We hear about credit all the time. Credit cards? Auto loans? Everyone says it is incredibly important to build a good score early on. But what does it really mean? Is it even important right now? And how can we actually go about it without getting overwhelmed?
It’s a confusing topic, and if you’re wondering how to build credit at 18, you definitely aren’t the only one on campus asking that question
What does it mean to build credit? Why is it important?
Credit is the ability to borrow money or access goods and services now, with the promise that we will pay for them later. At its core, building credit is simply proving that when we make that promise, we are responsible enough to pay the money back on time.
A credit score is essentially a grade that reflects this track record — it’s the number we are working to maintain and/or improve. It’s a three-digit number (usually ranging from 300 to 850) that grades our financial history based on things like paying bills on time, how long we’ve had credit, and how much we currently owe.
This score is incredibly important because it’s what gets looked at when we want to make large purchases. A good credit score is what landlords check when we try to rent off-campus apartments, and it’s what determines the interest rates we’ll get if we need a car loan after graduation.

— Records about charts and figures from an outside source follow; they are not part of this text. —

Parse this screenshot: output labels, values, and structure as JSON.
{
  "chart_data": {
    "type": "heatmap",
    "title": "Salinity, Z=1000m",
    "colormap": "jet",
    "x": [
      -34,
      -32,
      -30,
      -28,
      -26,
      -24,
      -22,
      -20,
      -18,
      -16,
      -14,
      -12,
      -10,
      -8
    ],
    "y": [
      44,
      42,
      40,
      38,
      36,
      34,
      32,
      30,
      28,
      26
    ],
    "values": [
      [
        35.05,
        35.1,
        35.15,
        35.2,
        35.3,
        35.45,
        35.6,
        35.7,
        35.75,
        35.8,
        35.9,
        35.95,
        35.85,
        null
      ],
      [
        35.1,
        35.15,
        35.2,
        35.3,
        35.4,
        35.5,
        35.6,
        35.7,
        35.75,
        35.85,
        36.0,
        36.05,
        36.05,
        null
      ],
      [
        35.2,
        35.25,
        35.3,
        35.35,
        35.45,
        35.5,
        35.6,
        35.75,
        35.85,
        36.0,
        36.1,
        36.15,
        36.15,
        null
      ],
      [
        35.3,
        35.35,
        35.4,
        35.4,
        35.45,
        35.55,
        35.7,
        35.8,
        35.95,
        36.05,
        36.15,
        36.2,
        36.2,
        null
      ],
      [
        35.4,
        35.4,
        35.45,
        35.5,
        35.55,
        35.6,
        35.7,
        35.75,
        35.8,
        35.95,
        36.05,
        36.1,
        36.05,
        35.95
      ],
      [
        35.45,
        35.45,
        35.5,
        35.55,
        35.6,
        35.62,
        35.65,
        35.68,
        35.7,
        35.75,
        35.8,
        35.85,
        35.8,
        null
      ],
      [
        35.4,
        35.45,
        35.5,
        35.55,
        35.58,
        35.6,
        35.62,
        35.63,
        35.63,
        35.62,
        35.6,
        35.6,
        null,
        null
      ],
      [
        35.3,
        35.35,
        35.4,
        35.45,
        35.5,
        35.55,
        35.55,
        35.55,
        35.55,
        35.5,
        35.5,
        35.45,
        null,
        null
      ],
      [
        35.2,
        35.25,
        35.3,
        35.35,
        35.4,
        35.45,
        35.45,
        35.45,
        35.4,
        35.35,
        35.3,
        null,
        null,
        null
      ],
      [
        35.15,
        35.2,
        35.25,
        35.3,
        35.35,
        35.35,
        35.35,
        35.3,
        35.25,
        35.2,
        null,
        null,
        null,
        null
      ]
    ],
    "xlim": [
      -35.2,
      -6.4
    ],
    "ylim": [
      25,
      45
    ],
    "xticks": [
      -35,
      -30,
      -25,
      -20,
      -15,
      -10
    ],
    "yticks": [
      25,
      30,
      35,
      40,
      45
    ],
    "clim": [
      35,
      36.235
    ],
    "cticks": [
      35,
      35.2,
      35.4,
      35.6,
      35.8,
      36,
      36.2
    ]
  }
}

The (seemingly) tricky part is the classic catch-22: we usually need an established credit history to get approved for most credit in the first place. So how do we build credit?
How to get started building credit in college
We don’t need a full-time, post-grad salary to get the ball rolling. In fact, if we have student loans in our name, they are already showing up on our credit reports. But it is still a good idea to actively build credit in other ways because credit bureaus look for a strong “credit mix” — meaning they want to see that we can responsibly handle different types of debt.
Here are a few ways we can actually start building a history while still in school and/or working part-time:
Look into student credit cards: Student cards, like those offered by Discover and Capital One, are unsecured cards designed specifically for college students who don’t have a credit score yet. Because they are for students, they are much easier to qualify for. The key is to just use it for small things,like grabbing coffee or paying for a streaming service, and pay the balance in full every single month, if possible.
Become an authorized user or a credit card: We can ask a trusted parent to add us as an authorized user on their credit card. We don’t even need our own physical card; as long as they pay their bill on time, their good habits will show up on our credit report and boost our score.
Try a secured credit card: If a student card isn’t an option, secured cards are a great backup. These require a small, refundable cash deposit upfront (usually around $200), which acts as the credit limit. It’s a safe way to prove we can borrow and repay responsibly.